I think about the one-size-fits-all model a lot when I remember what brought our family to homeschool our then eight-year-old daughter, four years ago.

When we started this experiment, I thought I knew what a typical homeschooling family looked like. Homeschoolers were either fundamentalist Christians who wanted to isolate their children from the corrupting influence of modern society or off-the-grid hippies with a reflexive fear of authority and an inclination to make their own yogurt and shoes.

Sure, both groups are well represented out there in homeschool land, but so are a growing population of families who simply don’t fit into a one-size-fits-all academic world.

Some of them, like us, wanted their children to work hard and be challenged without it meaning two to three hours of homework every night. I wanted our daughter to learn how to learn. I suspect this is a skill that school should give you, but I didn’t want her to look back on her childhood as an extended meditation on worksheets.

Families homeschool for all sorts of reasons. One family I know homeschools because their son is gifted with a high IQ, has ADD, and lives with cerebral palsy. The school system could handle any two of those challenges, but not all three.

I know a family who homeschooled while their daughter underwent chemotherapy so they could support her and each other to the fullest extent. I know families whose children are pursuing professional careers in the arts or competing in sports at a national level, and it was unrealistic to ask a traditional school to accommodate their intricate and often unyielding schedules.

These parents had two choices: bend the needs of their children to fit the educational system or to bend the educational system to meet the needs of their children. Instead of picking one, they sought a third choice.

Parents in the 21st century are creating an entirely new approach to primary and secondary education. It’s a model that uses a broad menu of learning options from both traditional and online sources.

Some of these providers are quite familiar: local schools, neighborhood sports and education centers, faith-based programs, commercial learning centers and so forth. Others come directly as a result of the Internet and its explosion of high-quality education resources.
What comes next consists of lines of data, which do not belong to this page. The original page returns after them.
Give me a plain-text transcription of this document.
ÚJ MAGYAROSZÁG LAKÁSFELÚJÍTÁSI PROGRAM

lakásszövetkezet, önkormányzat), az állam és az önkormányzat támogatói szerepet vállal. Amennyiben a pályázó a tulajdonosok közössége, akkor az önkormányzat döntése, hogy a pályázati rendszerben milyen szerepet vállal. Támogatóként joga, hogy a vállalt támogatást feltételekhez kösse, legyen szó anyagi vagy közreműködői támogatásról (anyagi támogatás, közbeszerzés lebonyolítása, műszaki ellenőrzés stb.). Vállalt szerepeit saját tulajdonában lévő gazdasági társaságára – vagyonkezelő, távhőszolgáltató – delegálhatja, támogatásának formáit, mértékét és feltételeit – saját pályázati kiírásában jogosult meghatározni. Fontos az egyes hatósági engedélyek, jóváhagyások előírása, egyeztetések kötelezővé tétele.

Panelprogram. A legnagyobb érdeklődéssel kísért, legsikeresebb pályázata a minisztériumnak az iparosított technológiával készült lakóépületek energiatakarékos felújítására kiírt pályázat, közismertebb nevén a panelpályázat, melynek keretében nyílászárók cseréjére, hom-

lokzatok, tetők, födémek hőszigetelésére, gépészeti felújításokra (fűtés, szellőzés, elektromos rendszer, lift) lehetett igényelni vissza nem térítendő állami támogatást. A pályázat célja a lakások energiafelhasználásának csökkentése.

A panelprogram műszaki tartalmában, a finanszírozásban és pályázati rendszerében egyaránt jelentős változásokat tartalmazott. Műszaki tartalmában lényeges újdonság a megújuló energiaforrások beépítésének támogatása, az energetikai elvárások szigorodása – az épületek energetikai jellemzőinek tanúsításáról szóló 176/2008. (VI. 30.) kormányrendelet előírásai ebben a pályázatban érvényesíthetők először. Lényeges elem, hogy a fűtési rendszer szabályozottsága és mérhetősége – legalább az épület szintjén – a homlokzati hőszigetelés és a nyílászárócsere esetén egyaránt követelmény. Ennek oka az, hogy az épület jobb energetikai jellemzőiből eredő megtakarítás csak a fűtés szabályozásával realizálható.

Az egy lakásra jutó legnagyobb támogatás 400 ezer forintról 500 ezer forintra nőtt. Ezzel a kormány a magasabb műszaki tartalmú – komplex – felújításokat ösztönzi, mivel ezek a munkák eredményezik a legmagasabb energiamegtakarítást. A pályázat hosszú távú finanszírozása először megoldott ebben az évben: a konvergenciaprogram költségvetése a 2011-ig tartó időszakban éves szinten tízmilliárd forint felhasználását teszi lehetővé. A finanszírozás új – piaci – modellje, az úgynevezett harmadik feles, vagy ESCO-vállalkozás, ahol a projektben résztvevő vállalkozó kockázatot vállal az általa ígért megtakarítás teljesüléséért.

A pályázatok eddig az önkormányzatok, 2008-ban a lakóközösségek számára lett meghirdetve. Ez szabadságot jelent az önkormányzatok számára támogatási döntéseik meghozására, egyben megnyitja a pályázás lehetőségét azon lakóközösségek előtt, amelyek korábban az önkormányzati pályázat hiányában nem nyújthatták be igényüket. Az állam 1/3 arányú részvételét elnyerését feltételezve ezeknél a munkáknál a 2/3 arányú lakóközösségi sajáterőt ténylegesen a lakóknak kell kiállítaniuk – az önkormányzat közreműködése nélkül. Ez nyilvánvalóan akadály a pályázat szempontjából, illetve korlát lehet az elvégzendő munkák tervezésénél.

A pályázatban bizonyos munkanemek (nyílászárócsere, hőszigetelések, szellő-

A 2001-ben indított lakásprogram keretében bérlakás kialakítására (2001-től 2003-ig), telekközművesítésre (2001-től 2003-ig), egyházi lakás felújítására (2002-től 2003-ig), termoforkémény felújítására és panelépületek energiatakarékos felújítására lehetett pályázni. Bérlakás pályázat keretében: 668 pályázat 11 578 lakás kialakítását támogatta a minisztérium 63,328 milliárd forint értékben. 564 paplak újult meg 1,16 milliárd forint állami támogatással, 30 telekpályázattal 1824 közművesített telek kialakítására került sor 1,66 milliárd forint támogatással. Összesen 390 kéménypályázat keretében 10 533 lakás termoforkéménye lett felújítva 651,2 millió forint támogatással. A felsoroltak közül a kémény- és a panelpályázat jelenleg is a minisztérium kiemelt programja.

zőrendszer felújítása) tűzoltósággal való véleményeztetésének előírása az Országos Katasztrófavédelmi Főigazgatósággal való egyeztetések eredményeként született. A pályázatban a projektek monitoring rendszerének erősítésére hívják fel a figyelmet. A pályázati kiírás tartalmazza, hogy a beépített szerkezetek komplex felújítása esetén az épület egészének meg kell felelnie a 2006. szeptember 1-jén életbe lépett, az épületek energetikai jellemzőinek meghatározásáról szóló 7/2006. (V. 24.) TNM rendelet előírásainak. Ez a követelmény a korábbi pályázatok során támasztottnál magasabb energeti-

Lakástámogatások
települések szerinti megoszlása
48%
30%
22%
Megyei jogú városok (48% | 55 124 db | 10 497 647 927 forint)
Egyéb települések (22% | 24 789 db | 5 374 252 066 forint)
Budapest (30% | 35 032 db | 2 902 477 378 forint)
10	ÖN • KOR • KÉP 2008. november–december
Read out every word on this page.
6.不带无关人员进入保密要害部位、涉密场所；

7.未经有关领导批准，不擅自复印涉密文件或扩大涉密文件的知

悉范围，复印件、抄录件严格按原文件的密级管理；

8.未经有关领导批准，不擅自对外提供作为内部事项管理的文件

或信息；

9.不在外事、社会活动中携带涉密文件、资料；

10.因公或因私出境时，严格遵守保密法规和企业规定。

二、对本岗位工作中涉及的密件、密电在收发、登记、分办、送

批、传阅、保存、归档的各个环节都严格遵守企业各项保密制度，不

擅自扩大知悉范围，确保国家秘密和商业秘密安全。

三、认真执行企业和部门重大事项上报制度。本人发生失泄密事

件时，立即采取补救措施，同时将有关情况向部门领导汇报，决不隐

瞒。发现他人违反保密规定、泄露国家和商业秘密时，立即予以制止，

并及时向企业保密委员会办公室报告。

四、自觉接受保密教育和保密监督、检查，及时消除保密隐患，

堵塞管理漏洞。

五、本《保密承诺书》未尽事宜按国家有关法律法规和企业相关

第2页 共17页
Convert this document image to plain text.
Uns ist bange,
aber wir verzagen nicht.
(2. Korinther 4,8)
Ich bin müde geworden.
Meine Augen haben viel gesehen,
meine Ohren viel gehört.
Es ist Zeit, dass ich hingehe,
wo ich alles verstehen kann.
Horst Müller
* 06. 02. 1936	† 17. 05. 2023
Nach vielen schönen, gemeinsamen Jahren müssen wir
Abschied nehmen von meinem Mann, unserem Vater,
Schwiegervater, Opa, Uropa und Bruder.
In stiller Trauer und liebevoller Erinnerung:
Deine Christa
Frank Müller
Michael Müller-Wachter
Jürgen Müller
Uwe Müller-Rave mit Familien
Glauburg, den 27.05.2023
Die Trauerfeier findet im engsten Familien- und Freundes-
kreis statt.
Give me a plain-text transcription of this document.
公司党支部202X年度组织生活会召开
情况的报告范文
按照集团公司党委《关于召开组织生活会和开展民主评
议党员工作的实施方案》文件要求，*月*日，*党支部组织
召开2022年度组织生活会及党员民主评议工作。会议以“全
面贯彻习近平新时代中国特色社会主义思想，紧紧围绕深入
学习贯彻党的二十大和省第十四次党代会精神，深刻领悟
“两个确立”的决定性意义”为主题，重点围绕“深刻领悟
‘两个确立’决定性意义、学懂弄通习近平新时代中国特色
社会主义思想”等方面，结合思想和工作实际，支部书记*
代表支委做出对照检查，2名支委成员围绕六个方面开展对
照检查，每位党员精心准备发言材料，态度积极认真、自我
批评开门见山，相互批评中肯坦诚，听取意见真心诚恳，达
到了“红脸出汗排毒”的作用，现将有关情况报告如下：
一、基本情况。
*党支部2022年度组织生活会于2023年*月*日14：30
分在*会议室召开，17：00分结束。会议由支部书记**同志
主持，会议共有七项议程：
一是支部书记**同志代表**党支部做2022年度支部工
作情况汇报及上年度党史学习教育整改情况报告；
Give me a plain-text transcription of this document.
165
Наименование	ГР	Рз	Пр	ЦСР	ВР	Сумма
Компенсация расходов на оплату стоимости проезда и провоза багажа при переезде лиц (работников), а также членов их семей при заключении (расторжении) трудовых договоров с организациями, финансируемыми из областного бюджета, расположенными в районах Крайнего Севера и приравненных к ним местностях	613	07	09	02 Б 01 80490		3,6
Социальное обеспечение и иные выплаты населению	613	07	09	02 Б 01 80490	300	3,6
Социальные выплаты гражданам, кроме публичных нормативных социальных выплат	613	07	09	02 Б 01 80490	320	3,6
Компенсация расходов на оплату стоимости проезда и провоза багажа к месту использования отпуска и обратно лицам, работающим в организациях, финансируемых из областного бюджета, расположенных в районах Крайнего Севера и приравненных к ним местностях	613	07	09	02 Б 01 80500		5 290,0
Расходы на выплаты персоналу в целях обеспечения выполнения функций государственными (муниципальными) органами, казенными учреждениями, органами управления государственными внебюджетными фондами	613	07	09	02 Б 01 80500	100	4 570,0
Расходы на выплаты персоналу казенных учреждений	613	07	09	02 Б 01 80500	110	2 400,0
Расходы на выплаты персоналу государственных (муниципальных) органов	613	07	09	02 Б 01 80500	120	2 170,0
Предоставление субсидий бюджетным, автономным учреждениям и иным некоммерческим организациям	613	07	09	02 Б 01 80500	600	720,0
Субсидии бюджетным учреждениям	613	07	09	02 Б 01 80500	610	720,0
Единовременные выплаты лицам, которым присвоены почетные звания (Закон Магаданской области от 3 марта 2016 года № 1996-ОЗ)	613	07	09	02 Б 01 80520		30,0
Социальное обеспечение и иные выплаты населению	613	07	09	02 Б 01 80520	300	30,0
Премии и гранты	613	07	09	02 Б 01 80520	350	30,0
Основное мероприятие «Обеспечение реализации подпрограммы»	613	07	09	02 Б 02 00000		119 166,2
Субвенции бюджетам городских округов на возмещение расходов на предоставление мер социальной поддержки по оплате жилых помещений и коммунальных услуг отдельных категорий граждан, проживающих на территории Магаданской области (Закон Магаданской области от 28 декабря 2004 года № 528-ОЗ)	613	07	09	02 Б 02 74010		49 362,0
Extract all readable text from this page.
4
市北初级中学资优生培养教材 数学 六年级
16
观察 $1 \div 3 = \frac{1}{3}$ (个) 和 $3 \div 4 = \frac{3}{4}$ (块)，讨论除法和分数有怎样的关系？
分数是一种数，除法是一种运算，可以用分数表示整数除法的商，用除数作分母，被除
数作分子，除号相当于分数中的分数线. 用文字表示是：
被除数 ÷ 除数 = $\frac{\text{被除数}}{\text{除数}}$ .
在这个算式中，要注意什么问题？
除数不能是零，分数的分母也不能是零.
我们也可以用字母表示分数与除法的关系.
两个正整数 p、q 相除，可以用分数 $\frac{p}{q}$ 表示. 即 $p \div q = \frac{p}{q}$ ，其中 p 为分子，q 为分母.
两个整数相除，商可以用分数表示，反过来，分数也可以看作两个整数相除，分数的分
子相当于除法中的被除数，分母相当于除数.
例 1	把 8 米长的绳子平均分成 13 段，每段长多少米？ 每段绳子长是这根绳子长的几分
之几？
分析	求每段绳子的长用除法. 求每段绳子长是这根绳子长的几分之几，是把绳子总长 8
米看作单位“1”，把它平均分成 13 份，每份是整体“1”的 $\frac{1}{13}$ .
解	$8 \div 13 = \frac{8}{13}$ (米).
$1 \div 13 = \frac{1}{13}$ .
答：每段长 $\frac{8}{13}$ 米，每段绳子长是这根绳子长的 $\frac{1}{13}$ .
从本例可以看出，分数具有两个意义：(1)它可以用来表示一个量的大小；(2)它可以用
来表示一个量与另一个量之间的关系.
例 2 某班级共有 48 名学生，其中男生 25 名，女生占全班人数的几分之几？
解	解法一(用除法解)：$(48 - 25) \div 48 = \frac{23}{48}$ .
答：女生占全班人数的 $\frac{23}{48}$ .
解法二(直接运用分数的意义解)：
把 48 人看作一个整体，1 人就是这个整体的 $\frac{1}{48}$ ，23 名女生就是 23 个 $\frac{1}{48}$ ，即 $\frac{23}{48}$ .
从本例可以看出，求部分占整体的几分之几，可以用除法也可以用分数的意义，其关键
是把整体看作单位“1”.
It’s a combination that allows every parent to custom build a curriculum for each student using a mix-and-match approach to satisfy each student’s individual requirements. I’ve started to refer to this as “made to order” education.

When parents find out we homeschool, more than a few stare at me in amazement. I often hear, “Oh, I could never homeschool.”

First, let me assure you that if I can do something, a great many people can do it as well. I am hardly overqualified in any department. Second, if I ask these parents about their children’s education, I’ll often discover their daughter is studying Armenian each afternoon at church so she can talk to Grandma, or their son is taking an online course in art history, or someone is teaching himself to program video games at Code Academy.

“You realize you’re homeschooling already,” I always tell them. “You’re just doing it part-time.”

Sure, their education experience may not be based exclusively from home, but their kids are definitely learning at home, at church, at the recreation center, and at places not technically defined as “school.”

With each passing year, more families are taking greater advantage of off-site education. Programs once considered cutting edge and “alternative” are now familiar and commonplace.

Students are studying all sorts of academic subjects on Coursera, and at Kahn Academy and Lynda.com. They’re watching demonstration videos on YouTube and participating in live seminars using Google Chat.

Today, the chances are very good that anything you want to study—however specific or unusual—there is someone online teaching it. It’s a mouse click away.  

Think back to your music collection a decade ago. It was a time when you might have bought the entire CD because you wanted to hear one or two songs, but you never actually listened to the track with the 10-minute drum solo. Today, we create a playlist of individual tracks that satisfies our own individual tastes.

My personal playlist is unique, eclectic, and dynamic. I can update it with new music any time I want. And it’s mine. I am no more inclined to force my music list on you than I would be to limit myself to your music list. Yet, every day, we force a limited playlist of educational choices on too many children.

Homeschoolers today have the luxury of building more suppleness into their curriculum. If your son isn’t getting Algebra II, you can slow things down until he does. If your daughter wants to complete her English requirement by March so she can work at the stables every afternoon, she can do that, too.

“Made to order” education recognizes that life doesn’t always fit between the school bells.